Global HR News
Union accuses Amazon of illegally interfering with vote
By The Associated Press
By The Associated Press
By Joseph Pisani
NEW YORK — The retail union that failed to organize Amazon workers at a Alabama warehouse wants the results of a recent vote to be thrown out, saying that the company illegally interfered with the process.
The Retail, Wholesale and Department Store Union said in a filing that Amazon threatened workers with layoffs and even the closing of the warehouse if they unionized.
It also said Amazon fired a pro-union employee, but declined to name the person.
Many of the other allegations by the union revolve around a mailbox that Amazon installed in the parking lot of the Bessemer, Alabama, warehouse. It said the mailbox created the false appearance that Amazon was conducting the election, intimidating workers into voting against the union.
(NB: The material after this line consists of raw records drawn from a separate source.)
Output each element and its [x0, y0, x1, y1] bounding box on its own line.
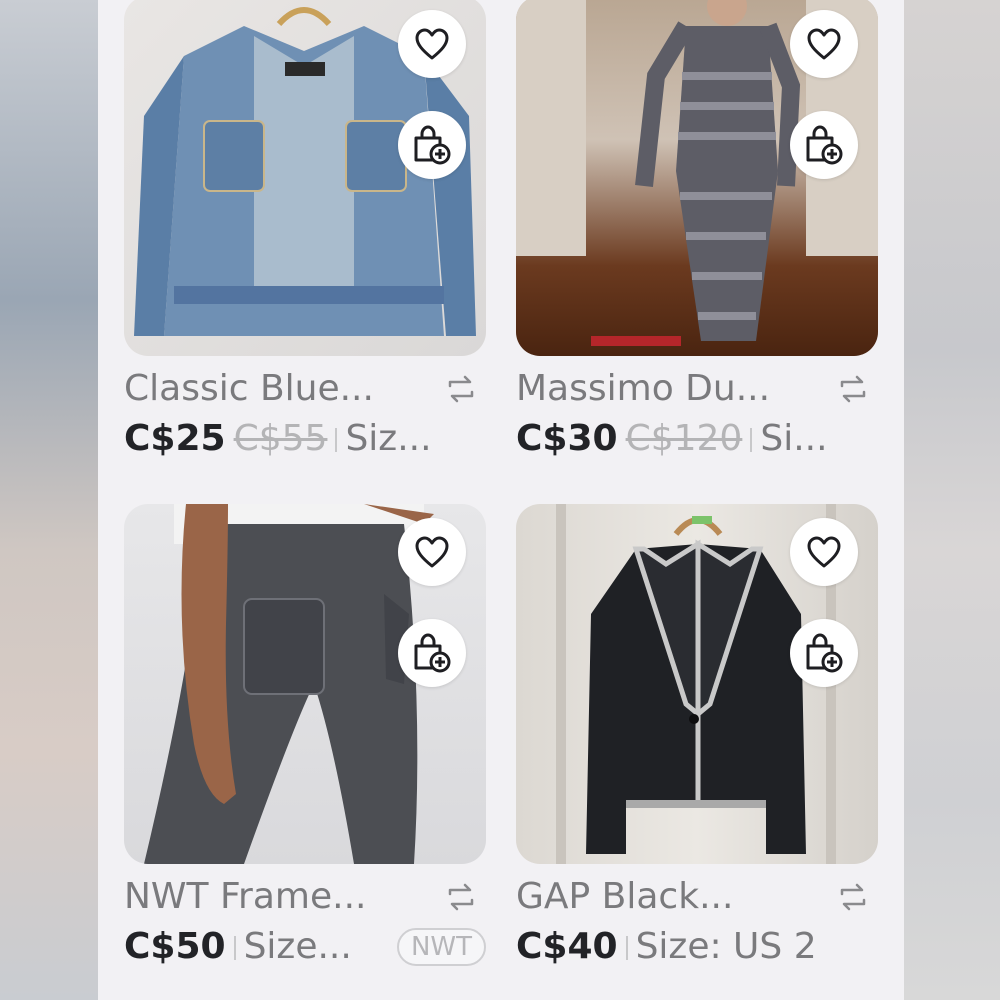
size-label: Size: US 2 — [635, 926, 817, 967]
listing-title[interactable]: GAP Black... — [516, 876, 733, 917]
price: C$25 — [124, 418, 226, 459]
listing-grid: Classic Blue... C$25 C$55 Siz... Massimo… — [98, 0, 904, 1000]
repost-icon[interactable] — [836, 372, 870, 406]
size-label: Siz... — [345, 418, 432, 459]
blurred-background-right — [902, 0, 1000, 1000]
heart-icon — [807, 536, 841, 568]
price: C$30 — [516, 418, 618, 459]
listing-image[interactable] — [516, 0, 878, 356]
listing-card[interactable]: GAP Black... C$40 Size: US 2 — [516, 504, 878, 967]
divider — [233, 936, 236, 960]
repost-icon[interactable] — [444, 880, 478, 914]
repost-icon[interactable] — [444, 372, 478, 406]
listing-title-row: GAP Black... — [516, 876, 878, 920]
nwt-badge: NWT — [396, 928, 486, 966]
listing-title-row: Classic Blue... — [124, 368, 486, 412]
heart-icon — [415, 536, 449, 568]
like-button[interactable] — [398, 10, 466, 78]
repost-icon[interactable] — [836, 880, 870, 914]
size-label: Size... — [243, 926, 352, 967]
heart-icon — [807, 28, 841, 60]
divider — [750, 428, 753, 452]
like-button[interactable] — [790, 10, 858, 78]
heart-icon — [415, 28, 449, 60]
original-price: C$120 — [625, 418, 743, 459]
add-to-bundle-button[interactable] — [790, 111, 858, 179]
bag-plus-icon — [806, 633, 843, 673]
bag-plus-icon — [414, 125, 451, 165]
listing-image[interactable] — [124, 0, 486, 356]
listing-image[interactable] — [516, 504, 878, 864]
listing-title-row: NWT Frame... — [124, 876, 486, 920]
listing-card[interactable]: Massimo Du... C$30 C$120 Si... — [516, 0, 878, 459]
size-label: Si... — [760, 418, 828, 459]
bag-plus-icon — [414, 633, 451, 673]
listing-title[interactable]: NWT Frame... — [124, 876, 366, 917]
price-row: C$50 Size... NWT — [124, 926, 486, 970]
like-button[interactable] — [790, 518, 858, 586]
add-to-bundle-button[interactable] — [790, 619, 858, 687]
price-row: C$25 C$55 Siz... — [124, 418, 486, 462]
price-row: C$30 C$120 Si... — [516, 418, 878, 462]
bag-plus-icon — [806, 125, 843, 165]
original-price: C$55 — [233, 418, 328, 459]
price: C$40 — [516, 926, 618, 967]
price-row: C$40 Size: US 2 — [516, 926, 878, 970]
listing-title-row: Massimo Du... — [516, 368, 878, 412]
blurred-background-left — [0, 0, 98, 1000]
listing-image[interactable] — [124, 504, 486, 864]
divider — [335, 428, 338, 452]
add-to-bundle-button[interactable] — [398, 111, 466, 179]
listing-card[interactable]: Classic Blue... C$25 C$55 Siz... — [124, 0, 486, 459]
listing-title[interactable]: Classic Blue... — [124, 368, 374, 409]
price: C$50 — [124, 926, 226, 967]
like-button[interactable] — [398, 518, 466, 586]
add-to-bundle-button[interactable] — [398, 619, 466, 687]
listing-title[interactable]: Massimo Du... — [516, 368, 770, 409]
divider — [625, 936, 628, 960]
listing-card[interactable]: NWT Frame... C$50 Size... NWT — [124, 504, 486, 967]
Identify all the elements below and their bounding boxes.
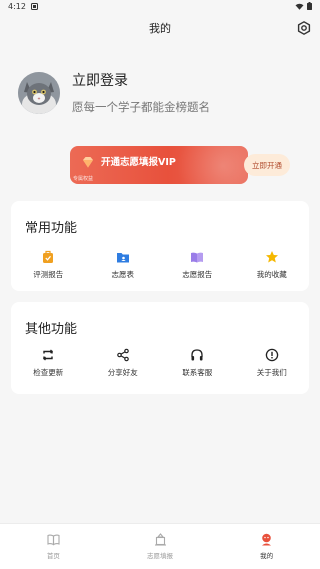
check-update-item[interactable]: 检查更新 — [11, 348, 86, 378]
battery-icon — [307, 2, 312, 10]
vip-open-button[interactable]: 立即开通 — [244, 154, 290, 176]
login-title[interactable]: 立即登录 — [72, 70, 210, 90]
status-left: 4:12 — [8, 2, 38, 11]
contact-service-item[interactable]: 联系客服 — [160, 348, 235, 378]
share-icon — [116, 348, 129, 362]
common-functions-title: 常用功能 — [25, 221, 78, 236]
other-functions-list: 检查更新 分享好友 联系客服 关于我们 — [11, 348, 309, 378]
notification-icon — [30, 2, 38, 10]
other-functions-card: 其他功能 检查更新 分享好友 联系客服 关于我们 — [11, 302, 309, 394]
refresh-icon — [43, 349, 54, 361]
evaluation-report-icon — [43, 250, 54, 263]
share-friends-item[interactable]: 分享好友 — [86, 348, 161, 378]
nav-home[interactable]: 首页 — [0, 524, 107, 569]
home-book-icon — [47, 534, 60, 546]
vip-title: 开通志愿填报VIP — [101, 157, 176, 168]
wifi-icon — [295, 3, 304, 10]
nav-volunteer[interactable]: 志愿填报 — [107, 524, 214, 569]
evaluation-report-label: 评测报告 — [33, 270, 64, 279]
vip-subtitle: 专属权益 — [73, 176, 94, 182]
settings-gear-icon[interactable] — [296, 20, 312, 36]
favorites-item[interactable]: 我的收藏 — [235, 250, 310, 280]
common-functions-list: 评测报告 志愿表 志愿报告 我的收藏 — [11, 250, 309, 280]
cat-avatar-image — [18, 71, 60, 114]
nav-volunteer-label: 志愿填报 — [147, 552, 173, 560]
vip-banner[interactable]: 开通志愿填报VIP 专属权益 立即开通 — [70, 146, 290, 184]
nav-profile[interactable]: 我的 — [213, 524, 320, 569]
avatar[interactable] — [18, 71, 60, 114]
profile-icon — [262, 533, 272, 546]
volunteer-fill-icon — [154, 533, 166, 546]
slogan: 愿每一个学子都能金榜题名 — [72, 100, 210, 114]
contact-service-label: 联系客服 — [182, 368, 213, 377]
about-us-label: 关于我们 — [256, 368, 287, 377]
page-title: 我的 — [149, 22, 171, 35]
favorites-star-icon — [265, 251, 278, 263]
application-report-item[interactable]: 志愿报告 — [160, 250, 235, 280]
common-functions-card: 常用功能 评测报告 志愿表 志愿报告 我的收藏 — [11, 201, 309, 291]
status-time: 4:12 — [8, 1, 26, 11]
check-update-label: 检查更新 — [33, 368, 64, 377]
about-us-item[interactable]: 关于我们 — [235, 348, 310, 378]
other-functions-title: 其他功能 — [25, 322, 78, 337]
bottom-nav: 首页 志愿填报 我的 — [0, 523, 320, 569]
evaluation-report-item[interactable]: 评测报告 — [11, 250, 86, 280]
nav-profile-label: 我的 — [260, 552, 274, 560]
application-form-icon — [116, 253, 129, 263]
title-bar: 我的 — [0, 12, 320, 44]
status-right — [295, 2, 312, 10]
headphones-icon — [191, 349, 203, 361]
vip-card[interactable]: 开通志愿填报VIP 专属权益 — [70, 146, 248, 184]
share-friends-label: 分享好友 — [107, 368, 138, 377]
status-bar: 4:12 — [0, 0, 320, 12]
application-report-icon — [191, 252, 204, 263]
profile-section[interactable]: 立即登录 愿每一个学子都能金榜题名 — [18, 70, 210, 115]
favorites-label: 我的收藏 — [256, 270, 287, 279]
diamond-icon — [83, 157, 93, 168]
application-form-label: 志愿表 — [111, 270, 135, 279]
profile-text: 立即登录 愿每一个学子都能金榜题名 — [72, 70, 210, 115]
application-report-label: 志愿报告 — [182, 270, 213, 279]
info-icon — [265, 348, 278, 362]
application-form-item[interactable]: 志愿表 — [86, 250, 161, 280]
nav-home-label: 首页 — [46, 552, 60, 560]
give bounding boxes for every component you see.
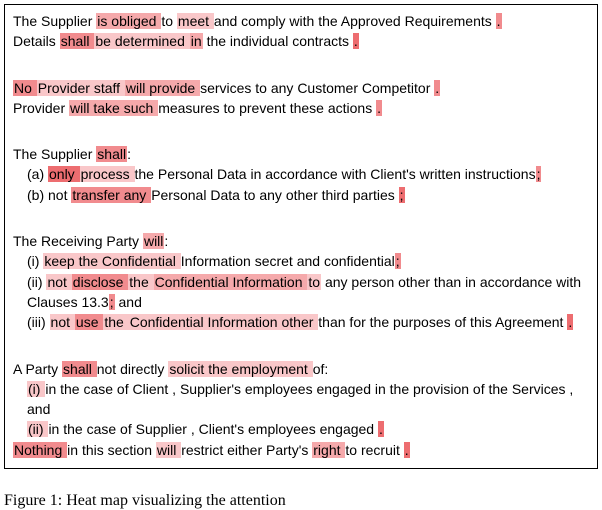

Security cameras in the parking lot could have recorded workers going to the mailbox, giving the impression that workers were being watched by the company and that their votes weren’t private, according to the retail union.
Amazon spokeswoman Heather Knox said that the company did not threaten layoffs and that she couldn’t verify if an employee was fired without a name. She said the mailbox was installed to make it easier for employees to vote and that only the U.S. Postal Service had access to it.
“Rather than accepting these employees’ choice, the union seems determined to continue misrepresenting the facts in order to drive its own agenda,” Knox said in a statement. “We look forward to the next steps in the legal process.”
Workers overwhelmingly voted against forming a union, with 1,798 rejecting it and 738 voting in favour of it.
A total of 3,117 votes were cast, about 53 per cent of the nearly 6,000 workers at the warehouse.
The retail union filed the objections to the National Labor Relations Board late Friday, but released it publicly Monday. In doing so, the retail union is asking the labour board to investigate the allegations, schedule a hearing, and decide whether to hold a second election or overturn the results.
Alex Colvin, the dean of Cornell University’s School of Industrial and Labor Relations, said these types of cases can take a year or more to resolve. Even if a union wins, the penalties for the employer are weak, like it could be forced to post a notice saying employees have a right to form a union. He said the labour board could hold another election, but at workplaces where turnover is high like at Amazon, the employees might no longer be around. Overturning the results are rare, Colvin said.
The union push in Bessemer was the biggest in Amazon’s 26-year history and only the second time one reached a vote. Workers reached out to the union last summer, tired of working 10-hour days on their feet, packing boxes or storing products, without getting enough time to take a break.
Mail-in voting started in early February and went on from about 50 days. Organizers promised a union would lead to better working conditions, better pay and more respect.
Amazon, meanwhile, argued that it already offered more than twice the minimum wage in Alabama and provided workers with health care, vision benefits and dental insurance, without paying union dues.
Last week, Amazon founder Jeff Bezos acknowledged in a shareholder letter that the company could to do better for its workers and said he didn’t take comfort in the outcome of the union election in Bessemer. He vowed to make Amazon a safer place to work by reducing sprains, strains and other injuries at warehouses.
“I think we need to do a better job for our employees,” Bezos said.